We can migrate a SerDes and SARADC in a month. It takes 30 minutes to migrate the TBs and DUTs automatically, but then the optimizing/running, compaction, prerouting, autoroute, RC extraction, rinse and repeat takes a few weeks. Digital should be mostly automated. The SRAM should be compiled.

This is a no-brainer. China's been cutting cables.
 
They have a lot of money. Make designs based on the different foundries. They don't need to even tape it out. Simulate and lay it out. Pick 2 out of 3 later. The geopolitics are changing rapidly.

Foundries are not stupid. If Nvidia keeps doing design only projects without placing large orders or large enough orders, foundries won't reserve the capacity for Nvidia and won't treat Nvidia as important as other Nvidia's competitors.

The geopolitics do not wipe out Nvidia's competitors or companies who need foundry capacity, such as AMD, MediaTek, Qualcomm, and even Intel. They will be happy to take over the foundry capacity Nvidia doesn't commit or doesn't want to pay at certain terms.

It's especially true when the market is hot and the capacity is tight.
 
What does creating the design and simulating have to do with the foundry resources? Just get the damn PDK and start putting together the design with the EDA TOOLS, then verify with the EDA TOOLS.

And run the damn MPW shuttles!
 
It costs way less than you think. The testbenches and floorplans are already done. It's just about the same circuit.
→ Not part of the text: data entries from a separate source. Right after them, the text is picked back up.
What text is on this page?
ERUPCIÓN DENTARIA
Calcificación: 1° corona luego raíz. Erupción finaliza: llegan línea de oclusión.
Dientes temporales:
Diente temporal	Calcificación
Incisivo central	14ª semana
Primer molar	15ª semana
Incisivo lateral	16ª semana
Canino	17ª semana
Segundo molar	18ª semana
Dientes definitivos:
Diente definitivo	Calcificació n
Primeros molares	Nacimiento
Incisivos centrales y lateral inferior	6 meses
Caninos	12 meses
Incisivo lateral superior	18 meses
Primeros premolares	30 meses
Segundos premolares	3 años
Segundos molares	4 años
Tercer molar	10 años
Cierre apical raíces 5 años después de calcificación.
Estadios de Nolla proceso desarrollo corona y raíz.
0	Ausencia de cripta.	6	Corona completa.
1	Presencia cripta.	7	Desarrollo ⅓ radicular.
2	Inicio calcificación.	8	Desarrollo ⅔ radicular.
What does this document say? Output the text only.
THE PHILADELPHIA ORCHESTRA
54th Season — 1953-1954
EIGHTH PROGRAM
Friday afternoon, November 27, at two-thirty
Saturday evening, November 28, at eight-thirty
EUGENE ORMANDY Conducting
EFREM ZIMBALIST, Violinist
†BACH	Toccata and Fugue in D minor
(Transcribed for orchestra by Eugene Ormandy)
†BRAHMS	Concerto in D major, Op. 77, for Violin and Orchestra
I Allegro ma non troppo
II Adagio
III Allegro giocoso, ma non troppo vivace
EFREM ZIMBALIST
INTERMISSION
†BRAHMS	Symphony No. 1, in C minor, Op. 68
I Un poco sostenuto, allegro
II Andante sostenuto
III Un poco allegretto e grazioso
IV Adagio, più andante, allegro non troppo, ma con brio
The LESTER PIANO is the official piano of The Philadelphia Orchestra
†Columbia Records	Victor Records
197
We can migrate a SerDes and SARADC in a month. It takes 30 minutes to migrate the TBs and DUTs automatically, but then the optimizing/running, compaction, prerouting, autoroute, RC extraction, rinse and repeat takes a few weeks. Digital should be mostly automated. The SRAM should be compiled.
I believe that you can move between foundries cheaply, but Nvidia with their huge high-performance dies? I'm a skeptic.